Wheel chocks for trucks and vans: Stay stationary!



Switch off the engine, apply the handbrake and the transport vehicle is at a safe standstill? Legislators take a different view, and have therefore made chocks mandatory in transport logistics. Rightly so: When loading and unloading goods or on particularly uneven surfaces, a vehicle can start rolling faster than you would like it to. Wheel chocks are a quick and easy remedy.



Which, and how many, wheel chocks do I have to take along?



All vehicles with a permissible total weight of 4 tonnes and more must carry wheel chocks. For each two-axle trailer weighing 750 kg or more, they must also be taken along. A tractor unit must have two wheel chocks on board, and two more per trailer or semi-trailer.



In principle, the nominal size of the wedges must suit the wheel diameter and they must be easily accessible in a holder provided for this purpose, while being firmly anchored at the same time. You will find detailed information in §41 of the Road Traffic Licensing Regulations.



Trucks are also checked in accordance with these regulations. If defects in the material or the wrong number of wheel chocks are found during this check, the driver is initially liable – as is also customary when it comes to load securing.



For this reason, your transport staff should always be encouraged to check the way the load is secured using a clearly structured checklist before starting the journey. In an emergency, this saves high costs and delivery delays.

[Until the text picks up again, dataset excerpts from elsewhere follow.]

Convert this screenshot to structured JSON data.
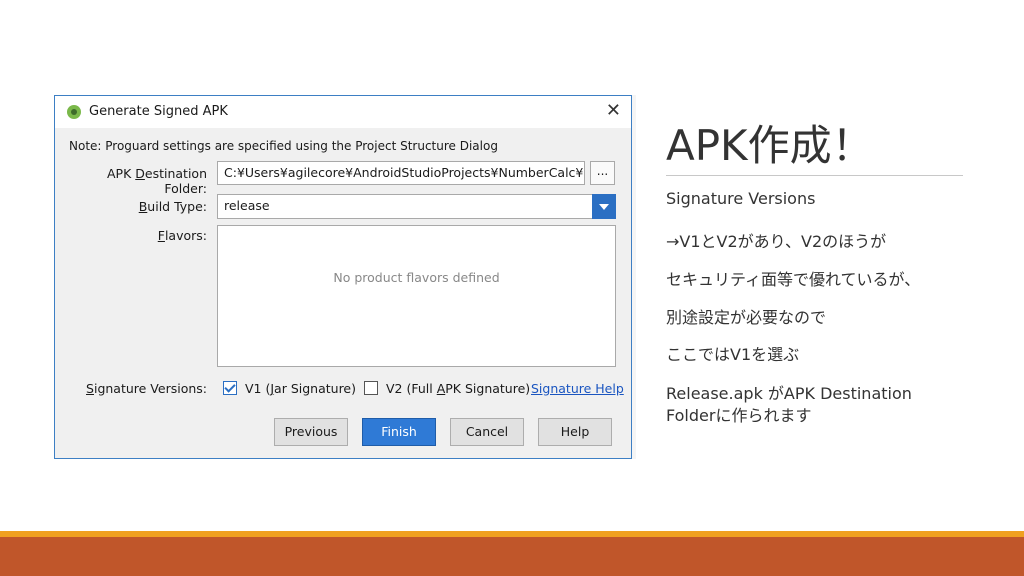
{
  "slide": {
    "title": "APK作成！",
    "lines": [
      "Signature Versions",
      "→V1とV2があり、V2のほうが",
      "セキュリティ面等で優れているが、",
      "別途設定が必要なので",
      "ここではV1を選ぶ",
      "Release.apk がAPK Destination",
      "Folderに作られます"
    ]
  },
  "dialog": {
    "title": "Generate Signed APK",
    "close_glyph": "✕",
    "note": "Note: Proguard settings are specified using the Project Structure Dialog",
    "apk_destination": {
      "label_pre": "APK ",
      "label_u": "D",
      "label_post": "estination Folder:",
      "value": "C:¥Users¥agilecore¥AndroidStudioProjects¥NumberCalc¥app",
      "browse_label": "..."
    },
    "build_type": {
      "label_u": "B",
      "label_post": "uild Type:",
      "value": "release"
    },
    "flavors": {
      "label_u": "F",
      "label_post": "lavors:",
      "empty_text": "No product flavors defined"
    },
    "signature_versions": {
      "label_u": "S",
      "label_post": "ignature Versions:",
      "v1": {
        "checked": true,
        "label_pre": "V1 (",
        "label_u": "J",
        "label_post": "ar Signature)"
      },
      "v2": {
        "checked": false,
        "label_pre": "V2 (Full ",
        "label_u": "A",
        "label_post": "PK Signature)"
      },
      "help_link": "Signature Help"
    },
    "buttons": {
      "previous": "Previous",
      "finish": "Finish",
      "cancel": "Cancel",
      "help": "Help"
    }
  },
  "colors": {
    "accent": "#2f7ad6",
    "footer_orange": "#f0a020",
    "footer_rust": "#c0562a"
  }
}
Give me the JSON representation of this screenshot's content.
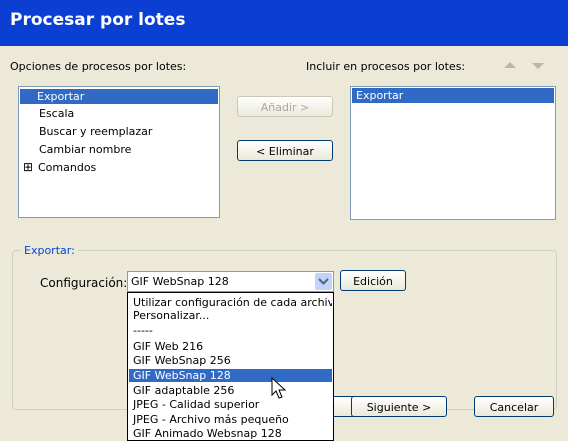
{
  "window": {
    "title": "Procesar por lotes"
  },
  "options": {
    "label": "Opciones de procesos por lotes:",
    "items": [
      "Exportar",
      "Escala",
      "Buscar y reemplazar",
      "Cambiar nombre",
      "Comandos"
    ],
    "selected": "Exportar",
    "comandos_expander": "⊞"
  },
  "include": {
    "label": "Incluir en procesos por lotes:",
    "items": [
      "Exportar"
    ]
  },
  "buttons": {
    "add": "Añadir >",
    "remove": "< Eliminar",
    "edit": "Edición",
    "next": "Siguiente >",
    "cancel": "Cancelar"
  },
  "export_group": {
    "title": "Exportar:",
    "config_label": "Configuración:",
    "config_value": "GIF WebSnap 128"
  },
  "dropdown": {
    "items": [
      "Utilizar configuración de cada archivo",
      "Personalizar...",
      "-----",
      "GIF Web 216",
      "GIF WebSnap 256",
      "GIF WebSnap 128",
      "GIF adaptable 256",
      "JPEG - Calidad superior",
      "JPEG - Archivo más pequeño",
      "GIF Animado Websnap 128"
    ],
    "selected": "GIF WebSnap 128"
  },
  "colors": {
    "titlebar": "#0a3fd1",
    "selection": "#316ac5",
    "group_title": "#0046d5",
    "dialog_bg": "#ece9d8"
  }
}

Plastic or metal: Which material for wheel chocks?



Both variants have their advantages and disadvantages: Plastic is very tyre and road-friendly, and also inexpensive. However, load capacity and material resistance are limited. Metal has a clear advantage here, however costs more, in turn, and causes greater wear on the road and the tyre material.



As is always the case when it comes to load securing: Take a look at the regulations and be sure to select the exact wheel chocks suitable for the vehicle and load. For very compact cars or vans, plastic wheel chocks are usually sufficient; there is basically no alternative to metal for a semi-trailer truck.